Former ESPN VP helping Milwaukee design firm get most of team structure
A year after the Milwaukee design firm Hanson, Dodge + Sutter restructured to create workplace teams, a survey of clients showed a marked increase in satisfaction with customer service.
“I think everybody here sees team structures as a positive,” says Rusty Borkin, who joined the firm in February to help the 60-person firm as vice president of operations and organizational development.
Teams aren’t the answer to everything, notes Borkin, who was born in Chicago but reared on Milwaukee’s North Shore. “But there’s a lot to suggest that they can play a positive role in a firm’s success.”
Borkin was director of human resources for ESPN, the Connecticut-based sports information media company, when a dinner meeting with the visiting Ken Hanson in New York led to a job offer.
Growth at Hanson, Dodge + Sutter had prompted Hanson and co-owner Tim Dodge to look at new ways of doing business – of managing people. Or, rather, of not managing them. It abandoned the command-and-control method of operation, repositioning itself as a company of self-directed work groups.
The teams, which each has a name such as “High Rollers” and “Mission Control” and which have leaders, are given a breadth of responsibility. Within certain parameters, the teams determine what resources they need to service an account, what budget they need and what the design plan will be. Still, they work under company-wide goals and have restrictions. They can’t, for example, go out and hire as many people as they want to, Borkin notes.
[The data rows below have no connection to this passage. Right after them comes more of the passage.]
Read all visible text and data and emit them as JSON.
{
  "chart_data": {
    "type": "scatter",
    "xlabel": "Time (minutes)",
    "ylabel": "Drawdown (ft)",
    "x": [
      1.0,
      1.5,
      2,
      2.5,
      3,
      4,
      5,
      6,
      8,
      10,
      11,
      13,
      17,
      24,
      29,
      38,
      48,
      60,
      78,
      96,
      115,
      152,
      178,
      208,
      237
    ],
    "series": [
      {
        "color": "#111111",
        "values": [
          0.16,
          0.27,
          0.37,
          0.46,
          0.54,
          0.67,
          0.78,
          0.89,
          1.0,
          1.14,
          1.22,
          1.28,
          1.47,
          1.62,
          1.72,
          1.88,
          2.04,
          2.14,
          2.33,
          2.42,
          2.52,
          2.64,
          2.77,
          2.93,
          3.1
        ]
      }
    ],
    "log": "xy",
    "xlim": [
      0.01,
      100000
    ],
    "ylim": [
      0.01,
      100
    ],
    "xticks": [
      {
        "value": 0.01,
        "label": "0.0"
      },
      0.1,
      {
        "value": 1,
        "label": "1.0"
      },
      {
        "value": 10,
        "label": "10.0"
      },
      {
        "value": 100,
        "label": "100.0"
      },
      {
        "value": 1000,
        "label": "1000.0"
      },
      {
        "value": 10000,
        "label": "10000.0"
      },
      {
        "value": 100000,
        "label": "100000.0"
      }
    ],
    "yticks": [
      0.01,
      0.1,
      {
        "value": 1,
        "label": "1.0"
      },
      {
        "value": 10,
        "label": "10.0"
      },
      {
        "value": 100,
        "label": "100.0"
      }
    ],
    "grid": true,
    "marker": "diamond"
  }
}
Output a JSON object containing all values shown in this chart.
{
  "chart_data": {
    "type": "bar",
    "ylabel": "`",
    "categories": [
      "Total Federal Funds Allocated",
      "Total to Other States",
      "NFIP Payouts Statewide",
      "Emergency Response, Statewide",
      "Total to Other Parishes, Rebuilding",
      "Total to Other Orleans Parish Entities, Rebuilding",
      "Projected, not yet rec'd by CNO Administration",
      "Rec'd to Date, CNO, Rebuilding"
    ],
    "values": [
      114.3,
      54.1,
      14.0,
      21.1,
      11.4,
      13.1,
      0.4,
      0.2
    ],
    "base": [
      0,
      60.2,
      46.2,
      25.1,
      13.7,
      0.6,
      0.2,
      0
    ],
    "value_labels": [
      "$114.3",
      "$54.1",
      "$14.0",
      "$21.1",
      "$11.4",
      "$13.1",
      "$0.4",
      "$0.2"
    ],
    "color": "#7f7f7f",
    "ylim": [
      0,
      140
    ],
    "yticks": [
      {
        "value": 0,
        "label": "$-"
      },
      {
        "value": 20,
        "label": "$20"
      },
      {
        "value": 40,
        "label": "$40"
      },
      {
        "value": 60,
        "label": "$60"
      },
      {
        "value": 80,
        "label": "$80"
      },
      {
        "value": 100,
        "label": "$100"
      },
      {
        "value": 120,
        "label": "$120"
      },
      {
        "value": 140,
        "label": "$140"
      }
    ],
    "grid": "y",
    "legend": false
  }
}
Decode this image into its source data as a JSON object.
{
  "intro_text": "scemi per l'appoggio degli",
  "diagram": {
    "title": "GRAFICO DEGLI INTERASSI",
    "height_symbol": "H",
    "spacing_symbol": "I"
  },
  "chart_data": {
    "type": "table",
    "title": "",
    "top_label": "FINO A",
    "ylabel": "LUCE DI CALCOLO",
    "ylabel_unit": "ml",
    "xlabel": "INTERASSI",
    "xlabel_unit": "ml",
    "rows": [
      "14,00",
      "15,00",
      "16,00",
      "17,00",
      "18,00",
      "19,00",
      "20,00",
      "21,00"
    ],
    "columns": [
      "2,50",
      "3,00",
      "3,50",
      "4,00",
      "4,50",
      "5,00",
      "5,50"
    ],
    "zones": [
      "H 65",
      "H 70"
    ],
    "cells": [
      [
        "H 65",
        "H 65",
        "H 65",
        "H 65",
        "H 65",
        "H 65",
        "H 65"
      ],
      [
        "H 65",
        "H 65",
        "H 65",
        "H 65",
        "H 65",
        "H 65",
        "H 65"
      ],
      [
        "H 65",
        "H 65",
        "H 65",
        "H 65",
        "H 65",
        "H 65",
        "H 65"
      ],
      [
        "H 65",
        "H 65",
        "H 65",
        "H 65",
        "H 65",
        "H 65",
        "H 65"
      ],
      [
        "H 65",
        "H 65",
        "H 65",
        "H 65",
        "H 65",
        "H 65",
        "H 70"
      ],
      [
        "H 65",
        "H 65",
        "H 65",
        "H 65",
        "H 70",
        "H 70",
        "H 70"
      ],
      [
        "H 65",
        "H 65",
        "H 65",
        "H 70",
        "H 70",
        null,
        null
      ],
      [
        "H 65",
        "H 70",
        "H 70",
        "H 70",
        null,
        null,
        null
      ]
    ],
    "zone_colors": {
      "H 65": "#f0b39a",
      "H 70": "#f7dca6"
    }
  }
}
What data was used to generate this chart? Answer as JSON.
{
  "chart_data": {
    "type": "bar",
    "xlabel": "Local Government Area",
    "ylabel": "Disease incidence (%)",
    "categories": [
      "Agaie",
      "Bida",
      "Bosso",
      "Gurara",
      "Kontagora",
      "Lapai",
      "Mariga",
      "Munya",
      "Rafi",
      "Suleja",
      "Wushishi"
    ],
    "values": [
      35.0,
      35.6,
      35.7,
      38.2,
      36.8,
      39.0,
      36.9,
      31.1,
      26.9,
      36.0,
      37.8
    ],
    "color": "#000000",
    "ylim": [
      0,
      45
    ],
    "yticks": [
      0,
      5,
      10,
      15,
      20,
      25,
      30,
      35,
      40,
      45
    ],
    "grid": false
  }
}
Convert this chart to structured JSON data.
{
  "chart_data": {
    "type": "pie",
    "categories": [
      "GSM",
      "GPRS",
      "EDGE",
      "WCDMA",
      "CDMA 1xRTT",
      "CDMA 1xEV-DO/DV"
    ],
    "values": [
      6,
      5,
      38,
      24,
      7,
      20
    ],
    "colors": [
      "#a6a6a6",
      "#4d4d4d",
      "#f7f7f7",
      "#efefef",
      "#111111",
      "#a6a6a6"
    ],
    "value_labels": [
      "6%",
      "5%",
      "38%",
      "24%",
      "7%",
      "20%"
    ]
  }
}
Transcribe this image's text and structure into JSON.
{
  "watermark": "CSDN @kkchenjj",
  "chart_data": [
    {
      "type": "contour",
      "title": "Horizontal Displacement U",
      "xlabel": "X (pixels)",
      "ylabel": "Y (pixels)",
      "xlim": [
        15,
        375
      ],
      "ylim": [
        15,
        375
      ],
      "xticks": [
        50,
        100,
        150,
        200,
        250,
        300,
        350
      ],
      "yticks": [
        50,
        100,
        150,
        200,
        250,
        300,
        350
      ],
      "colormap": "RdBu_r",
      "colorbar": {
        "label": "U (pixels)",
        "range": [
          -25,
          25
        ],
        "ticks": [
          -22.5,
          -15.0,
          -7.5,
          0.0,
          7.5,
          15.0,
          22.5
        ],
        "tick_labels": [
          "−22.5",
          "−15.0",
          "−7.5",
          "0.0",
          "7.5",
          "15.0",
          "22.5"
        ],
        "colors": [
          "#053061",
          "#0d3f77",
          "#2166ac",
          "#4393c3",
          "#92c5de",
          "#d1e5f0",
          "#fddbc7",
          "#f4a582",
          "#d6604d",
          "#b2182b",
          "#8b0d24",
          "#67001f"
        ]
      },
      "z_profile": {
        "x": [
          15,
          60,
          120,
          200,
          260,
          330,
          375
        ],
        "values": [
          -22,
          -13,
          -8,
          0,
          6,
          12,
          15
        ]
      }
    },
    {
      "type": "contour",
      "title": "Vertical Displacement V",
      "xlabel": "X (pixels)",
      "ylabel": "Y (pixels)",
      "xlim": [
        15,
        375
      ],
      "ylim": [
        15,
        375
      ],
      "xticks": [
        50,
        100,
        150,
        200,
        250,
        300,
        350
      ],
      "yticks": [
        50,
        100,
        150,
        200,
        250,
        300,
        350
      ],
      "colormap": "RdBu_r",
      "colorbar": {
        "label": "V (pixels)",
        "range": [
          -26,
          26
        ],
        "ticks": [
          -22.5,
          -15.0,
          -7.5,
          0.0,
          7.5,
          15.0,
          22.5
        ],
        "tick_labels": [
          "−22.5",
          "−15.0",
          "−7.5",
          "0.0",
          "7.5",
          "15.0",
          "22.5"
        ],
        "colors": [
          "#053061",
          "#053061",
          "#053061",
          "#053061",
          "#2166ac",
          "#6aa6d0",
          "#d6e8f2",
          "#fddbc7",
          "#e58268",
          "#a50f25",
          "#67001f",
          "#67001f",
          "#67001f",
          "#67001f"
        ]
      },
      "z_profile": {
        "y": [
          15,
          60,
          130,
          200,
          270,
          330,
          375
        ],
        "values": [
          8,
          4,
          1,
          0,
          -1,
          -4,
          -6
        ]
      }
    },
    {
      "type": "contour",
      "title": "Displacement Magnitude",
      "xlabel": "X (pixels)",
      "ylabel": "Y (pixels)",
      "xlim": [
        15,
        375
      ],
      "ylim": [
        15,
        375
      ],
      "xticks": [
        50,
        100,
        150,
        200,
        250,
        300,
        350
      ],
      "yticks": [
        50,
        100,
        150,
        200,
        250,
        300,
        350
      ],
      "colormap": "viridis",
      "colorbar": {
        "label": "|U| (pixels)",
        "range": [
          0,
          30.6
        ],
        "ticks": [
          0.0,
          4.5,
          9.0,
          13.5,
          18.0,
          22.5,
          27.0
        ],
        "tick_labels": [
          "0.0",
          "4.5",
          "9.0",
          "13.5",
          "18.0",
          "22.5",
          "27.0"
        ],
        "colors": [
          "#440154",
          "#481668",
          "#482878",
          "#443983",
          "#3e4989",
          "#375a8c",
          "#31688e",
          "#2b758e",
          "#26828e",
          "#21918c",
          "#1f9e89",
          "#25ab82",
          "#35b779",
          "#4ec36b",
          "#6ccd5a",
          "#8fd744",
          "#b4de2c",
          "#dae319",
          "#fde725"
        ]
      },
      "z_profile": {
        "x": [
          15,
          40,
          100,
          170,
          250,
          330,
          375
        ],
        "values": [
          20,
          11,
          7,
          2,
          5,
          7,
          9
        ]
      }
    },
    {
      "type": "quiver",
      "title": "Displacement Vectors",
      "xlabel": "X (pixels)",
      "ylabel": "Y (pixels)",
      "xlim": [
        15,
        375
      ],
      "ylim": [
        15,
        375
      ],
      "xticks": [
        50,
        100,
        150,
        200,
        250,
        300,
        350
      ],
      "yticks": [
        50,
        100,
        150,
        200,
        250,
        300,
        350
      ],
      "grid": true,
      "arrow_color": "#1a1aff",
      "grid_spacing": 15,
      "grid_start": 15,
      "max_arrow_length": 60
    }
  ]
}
But the team is seen as an integral factor in the continued growth and success of the design firm, says Hanson, who serves as the firm’s CEO and executive creative director. “We have incredible talent, but to continue our growth, Hanson, Dodge + Sutter needs to be the place for highly creative people to work,” he says, adding that programs being developed by Borkin will enforce that position.
It’s all client-related, Borkin says, stressing that teams can only be successful if they are formed and maintained with the customer in mind. “The main thing that keeps the team together is the customer,” advises Borkin. “We’re a studio, not just a group of teams. You can’t be locked into teams; customer needs are continually changing, and thus teams must be continually changing.”
The ability to accept and deal with that change, Borkin believes, will be the hallmark of successful companies in the coming years. “Flexibility in organizational structure will be the future, not locking onto one method or another.”
Even the team-based system at Hanson, Dodge + Sutter has changed since its inception a year and a half ago. “We’re realizing that we need to be incredibly flexible,” Borkin says. “The whole goal always is, what’s best for the client?”
Borkin sees team structure as more customer friendly on a number of fronts. Beside fostering a feeling of ownership among the team for the client’s project and offering the client a group of people who become experts on the account, the system increases the number of contact points with the customer. Those contacts, which formerly were primarily between the client and an account executive, “are the real key to success.”
Not to say that multiple points of contact can’t happen otherwise. “But this makes it easier for it to happen,” Borkin says.
How do you develop and decide upon a team structure? There’s no cookie-cutter approach. At Hanson, Dodge + Sutter, the partners looked at how other firms were handling teams and benchmarked against the successful ones. “But it’s a lot like talking about bread,” Borkin adds; “there are a lot of different kinds and each has a different ingredient.”
Teams must be customized to each firm’s needs and the needs of its clients.